Bug 12076 - <video> Recast WebVTT parser so that it first does line breaking then handles each line, instead of being character-oriented
Summary: <video> Recast WebVTT parser so that it first does line breaking then handles...
Alias: None
Product: WHATWG
Classification: Unclassified
Component: HTML (show other bugs)
Version: unspecified
Hardware: Other other
: P5 trivial
Target Milestone: Unsorted
Assignee: contributor
QA Contact: contributor
Depends on:
Reported: 2011-02-15 09:27 UTC by contributor
Modified: 2012-07-18 18:40 UTC (History)
7 users (show)

See Also:


Description contributor 2011-02-15 09:27:31 UTC

Wishlist: line-based parser

Posted from:
Comment 1 Philip Jägenstedt 2011-02-15 09:44:56 UTC
I'm calling this a wishlist item because it is editorial. Still, here's my reasoning:

When I made a JavaScript implementation of the earlier WebSRT parser, I found it quite hard to follow the steps because of how handling of CRLF is sprinkled all over, and even found a spec bug related to it (fixed already). Of course the spec should be precise down to every single byte what should happen, but I'm hoping that could happen with a line-based parser as well.

If it's not obvious, by a line-based parser I mean one which operates on the input and generates lines for a second step. This wouldn't harm streaming, because AFAICT no cues will be output from the parser before CRLF or EOF is encountered anyway.

I dare say this makes it more likely that implementations of WebVTT in high-level languages like JavaScript and Python will actually follow the spec, since operating on lines is quite easier to understand for a format like WebVTT. If you go and look for random SRT parsers, I think you'll find that most work like this. (The ones I've written do anyway.)

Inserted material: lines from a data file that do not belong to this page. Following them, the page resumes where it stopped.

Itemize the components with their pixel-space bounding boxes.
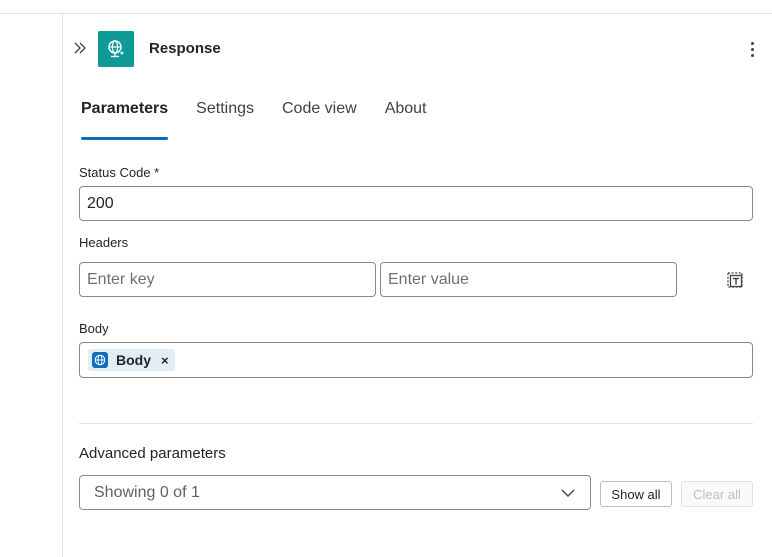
show-all-button[interactable]: Show all (600, 481, 672, 507)
tab-code-view[interactable]: Code view (282, 100, 357, 122)
section-divider (79, 423, 753, 424)
action-title: Response (149, 40, 221, 57)
body-label: Body (79, 321, 109, 336)
status-code-input[interactable]: 200 (79, 186, 753, 221)
response-app-icon (98, 31, 134, 67)
body-input[interactable]: Body × (79, 342, 753, 378)
more-vertical-icon (750, 41, 754, 45)
status-code-label: Status Code * (79, 165, 160, 180)
body-token[interactable]: Body × (88, 349, 175, 371)
tab-settings[interactable]: Settings (196, 100, 254, 122)
top-divider (0, 13, 772, 14)
delete-header-button[interactable] (724, 269, 746, 291)
header-key-input[interactable]: Enter key (79, 262, 376, 297)
clear-all-button[interactable]: Clear all (681, 481, 753, 507)
dropdown-value: Showing 0 of 1 (94, 483, 200, 501)
response-action-panel: Response Parameters Settings Code view A… (0, 0, 772, 557)
advanced-parameters-dropdown[interactable]: Showing 0 of 1 (79, 475, 591, 510)
tab-about[interactable]: About (385, 100, 427, 122)
remove-token-icon[interactable]: × (161, 353, 169, 368)
tab-parameters[interactable]: Parameters (81, 100, 169, 140)
tab-bar: Parameters Settings Code view About (81, 100, 455, 140)
double-chevron-right-icon (74, 42, 86, 54)
chevron-down-icon (561, 489, 575, 497)
left-divider (62, 14, 63, 557)
delete-row-icon (727, 272, 743, 288)
more-options-button[interactable] (742, 38, 762, 60)
body-token-label: Body (116, 352, 151, 368)
globe-icon (92, 352, 108, 368)
collapse-panel-button[interactable] (70, 38, 90, 58)
headers-label: Headers (79, 235, 129, 250)
advanced-parameters-label: Advanced parameters (79, 445, 226, 462)
globe-connector-icon (108, 40, 124, 58)
header-value-input[interactable]: Enter value (380, 262, 677, 297)
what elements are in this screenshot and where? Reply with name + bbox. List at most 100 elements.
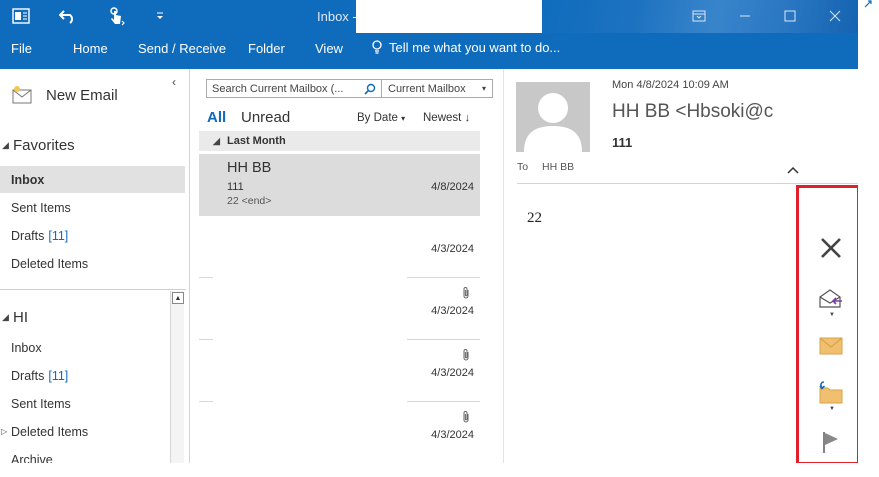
message-subject-heading: 111 xyxy=(612,135,633,150)
right-edge xyxy=(858,0,879,477)
flag-icon xyxy=(823,432,838,453)
account-inbox[interactable]: Inbox xyxy=(0,334,185,361)
chevron-down-icon[interactable]: ▼ xyxy=(829,406,835,412)
account-sent-items[interactable]: Sent Items xyxy=(0,390,185,417)
chevron-down-icon: ▾ xyxy=(481,84,486,93)
message-list: Search Current Mailbox (... Current Mail… xyxy=(191,69,504,463)
search-scope-select[interactable]: Current Mailbox ▾ xyxy=(381,79,493,98)
favorite-sent-items[interactable]: Sent Items xyxy=(0,194,185,221)
flag-button[interactable] xyxy=(817,428,845,456)
folder-count: [11] xyxy=(48,228,69,243)
customize-qat-icon[interactable] xyxy=(148,4,172,28)
sort-by-dropdown[interactable]: By Date ▾ xyxy=(357,112,405,124)
sort-by-label: By Date xyxy=(357,112,398,124)
group-label: Last Month xyxy=(227,135,286,147)
attachment-icon xyxy=(462,410,470,429)
search-input[interactable]: Search Current Mailbox (... xyxy=(206,79,382,98)
folder-label: Sent Items xyxy=(11,200,71,215)
folder-label: Inbox xyxy=(11,340,42,355)
avatar xyxy=(516,82,590,152)
outlook-window: Inbox - File Home Send / Receive Folder … xyxy=(0,0,879,477)
tab-view[interactable]: View xyxy=(315,41,343,56)
favorites-header[interactable]: ◢ Favorites xyxy=(2,137,75,154)
collapse-pane-icon[interactable]: ‹ xyxy=(172,75,176,89)
header-divider xyxy=(517,183,858,184)
tell-me-search[interactable]: Tell me what you want to do... xyxy=(371,40,560,55)
mark-read-unread-button[interactable] xyxy=(817,285,845,313)
chevron-down-icon: ▾ xyxy=(401,114,406,123)
message-preview: 22 <end> xyxy=(227,195,272,207)
outlook-app-icon[interactable] xyxy=(9,4,33,28)
unread-envelope-button[interactable] xyxy=(817,332,845,360)
tab-file[interactable]: File xyxy=(11,41,32,56)
favorite-drafts[interactable]: Drafts [11] xyxy=(0,222,185,249)
list-item[interactable]: 4/3/2024 xyxy=(199,216,480,278)
to-label: To xyxy=(517,161,529,173)
filter-unread[interactable]: Unread xyxy=(241,109,290,126)
sort-order-toggle[interactable]: Newest ↓ xyxy=(423,112,470,124)
attachment-icon xyxy=(462,286,470,305)
delete-icon xyxy=(821,238,841,258)
sort-order-label: Newest xyxy=(423,112,462,124)
bottom-edge xyxy=(0,463,879,477)
scroll-up-icon[interactable]: ▲ xyxy=(172,292,184,304)
search-icon[interactable] xyxy=(364,83,376,95)
attachment-icon xyxy=(462,348,470,367)
account-drafts[interactable]: Drafts [11] xyxy=(0,362,185,389)
message-date: 4/3/2024 xyxy=(431,305,474,317)
unread-envelope-icon xyxy=(819,337,843,355)
lightbulb-icon xyxy=(372,40,382,54)
folder-scrollbar[interactable]: ▲ xyxy=(170,291,184,463)
resize-corner-icon xyxy=(864,0,872,8)
folder-count: [11] xyxy=(48,368,69,383)
move-to-folder-button[interactable] xyxy=(817,379,845,407)
window-title: Inbox - xyxy=(317,9,357,24)
touch-mode-icon[interactable] xyxy=(104,4,128,28)
tab-folder[interactable]: Folder xyxy=(248,41,285,56)
expand-triangle-icon: ◢ xyxy=(213,135,220,146)
undo-icon[interactable] xyxy=(56,4,80,28)
favorite-deleted-items[interactable]: Deleted Items xyxy=(0,250,185,277)
collapse-header-icon[interactable] xyxy=(787,161,799,177)
expand-triangle-icon: ◢ xyxy=(2,312,9,322)
list-item[interactable]: HH BB 111 22 <end> 4/8/2024 xyxy=(199,154,480,216)
message-datetime: Mon 4/8/2024 10:09 AM xyxy=(612,79,729,91)
arrow-down-icon: ↓ xyxy=(464,112,471,124)
folder-label: Deleted Items xyxy=(11,256,89,271)
maximize-icon[interactable] xyxy=(780,6,800,26)
expand-triangle-icon[interactable]: ▷ xyxy=(1,427,10,436)
move-to-folder-icon xyxy=(819,381,843,404)
group-header-last-month[interactable]: ◢ Last Month xyxy=(199,131,480,151)
minimize-icon[interactable] xyxy=(735,6,755,26)
ribbon-display-icon[interactable] xyxy=(689,6,709,26)
new-email-label: New Email xyxy=(46,86,118,104)
message-date: 4/3/2024 xyxy=(431,429,474,441)
list-item[interactable]: 4/3/2024 xyxy=(199,402,480,463)
account-label: HI xyxy=(13,309,28,326)
to-recipient[interactable]: HH BB xyxy=(542,161,574,173)
message-date: 4/3/2024 xyxy=(431,367,474,379)
mark-read-unread-icon xyxy=(819,289,842,308)
close-icon[interactable] xyxy=(825,6,845,26)
folder-label: Drafts xyxy=(11,368,45,383)
folder-pane: ‹ New Email ◢ Favorites Inbox Sent Items… xyxy=(0,69,190,463)
chevron-down-icon[interactable]: ▼ xyxy=(829,312,835,318)
filter-all[interactable]: All xyxy=(207,109,226,126)
search-placeholder: Search Current Mailbox (... xyxy=(212,82,344,95)
tab-send-receive[interactable]: Send / Receive xyxy=(138,41,226,56)
new-email-button[interactable]: New Email xyxy=(12,85,118,105)
favorite-inbox[interactable]: Inbox xyxy=(0,166,185,193)
list-item[interactable]: 4/3/2024 xyxy=(199,278,480,340)
account-deleted-items[interactable]: ▷ Deleted Items xyxy=(0,418,185,445)
account-header[interactable]: ◢ HI xyxy=(2,309,28,326)
delete-button[interactable] xyxy=(817,234,845,262)
message-from[interactable]: HH BB <Hbsoki@c xyxy=(612,101,773,123)
list-item[interactable]: 4/3/2024 xyxy=(199,340,480,402)
folder-label: Sent Items xyxy=(11,396,71,411)
quick-actions-bar: ▼ ▼ xyxy=(796,185,860,465)
account-archive[interactable]: Archive xyxy=(0,446,185,464)
folder-label: Archive xyxy=(11,452,53,464)
message-body: 22 xyxy=(527,210,542,226)
message-sender: HH BB xyxy=(227,160,272,176)
tab-home[interactable]: Home xyxy=(73,41,108,56)
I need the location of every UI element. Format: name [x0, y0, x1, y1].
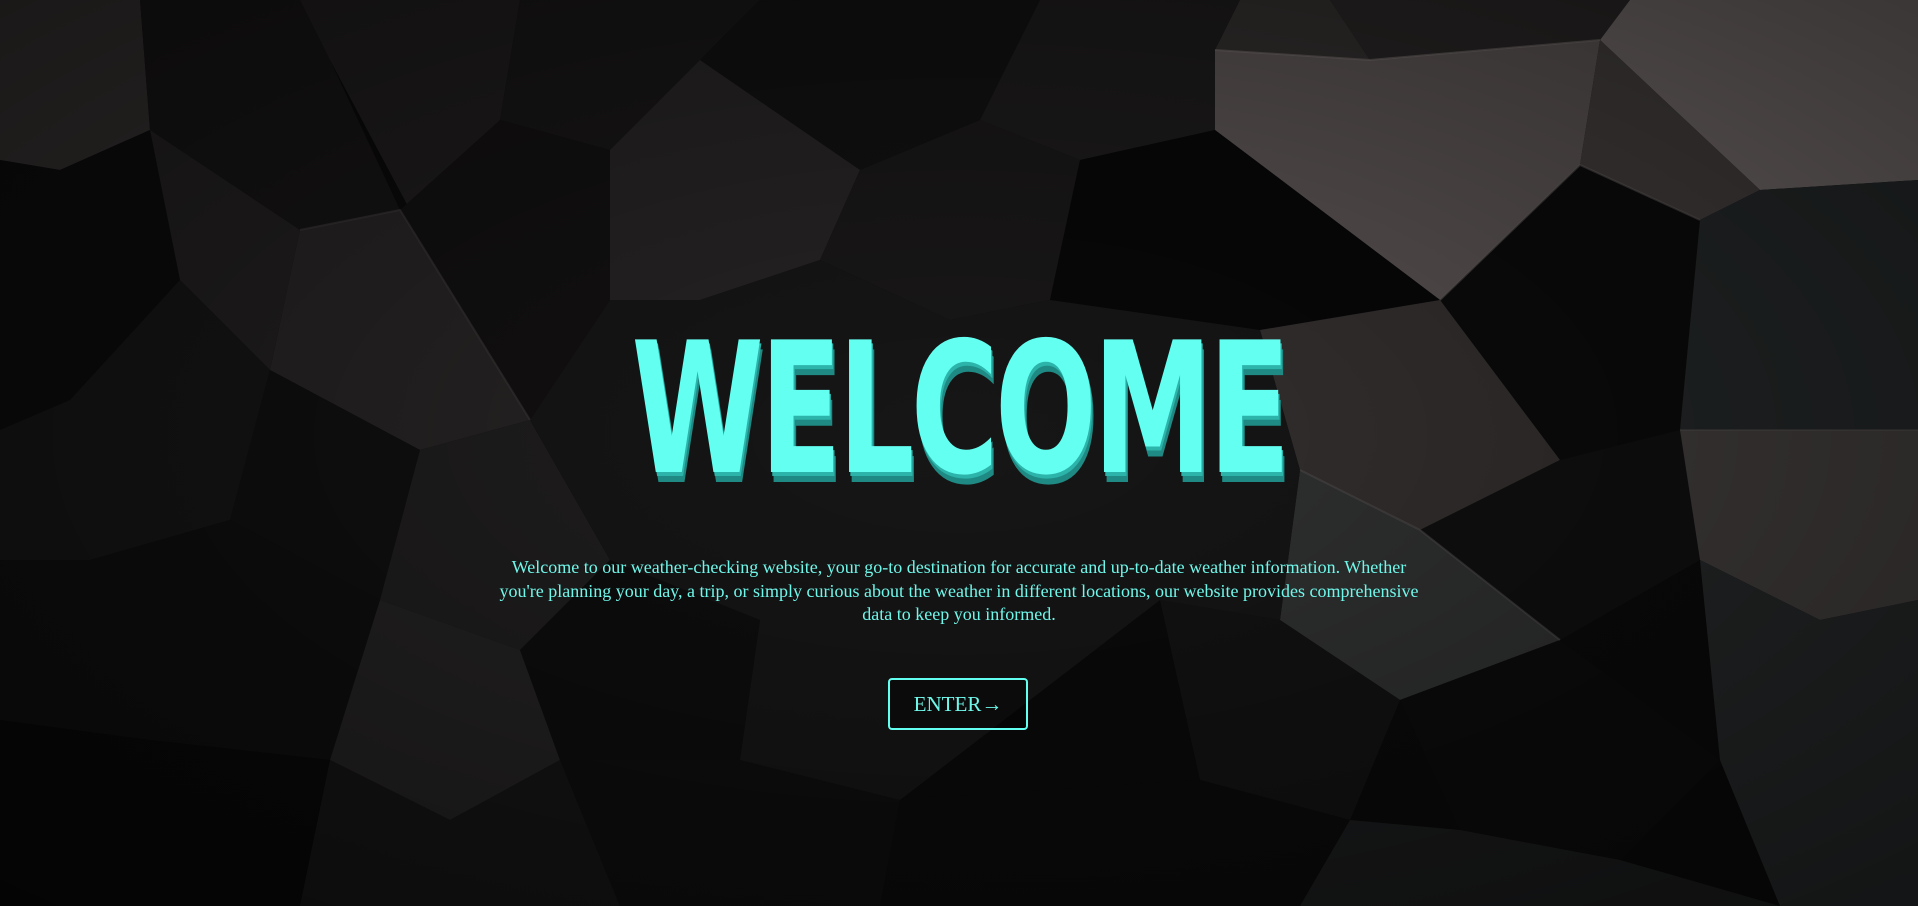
- welcome-title: WELCOME: [631, 303, 1290, 515]
- hero-section: WELCOME Welcome to our weather-checking …: [0, 0, 1918, 906]
- welcome-description: Welcome to our weather-checking website,…: [499, 557, 1419, 624]
- landing-page: WELCOME Welcome to our weather-checking …: [0, 0, 1918, 906]
- enter-button[interactable]: ENTER→: [888, 678, 1028, 730]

The spec is already mostly line-based, I'm just suggesting that the line-splitting be separated out from the rest to improve readability. Do as you will.
Comment 2 Philip Jägenstedt 2011-02-15 09:45:40 UTC
Oh yeah, it'd be simple to add line-based comments to such a parser, too.
Comment 3 Ian 'Hixie' Hickson 2011-05-05 08:21:24 UTC
This would be a lot of risky work for minimal gain, IMHO.
Comment 4 Philip Jägenstedt 2011-05-05 09:22:04 UTC
Risky in what sense? There's no existing content or implementations to break.
Comment 5 Ian 'Hixie' Hickson 2011-06-02 00:38:00 UTC
Risky in the sense that I'm almost certain to screw it up and spend hours spread over many days trying to fix it.
Comment 6 Ian 'Hixie' Hickson 2011-06-02 23:47:15 UTC
Let me keep this on my radar for a bit longer, in case I come across a stronger rationale for doing this. Currently though I'm leaning towards not changing this. It would be a lot of effort for minimal gain, and the opportunity cost would thus be high.
Comment 7 Philip Jägenstedt 2011-09-11 16:03:21 UTC
Comments from the Open Video Conference, with implementors of Opera, Firefox,
Chrome and Safari discussing WebVTT:

At this point of implementation we don't care about this any longer, closing this bug.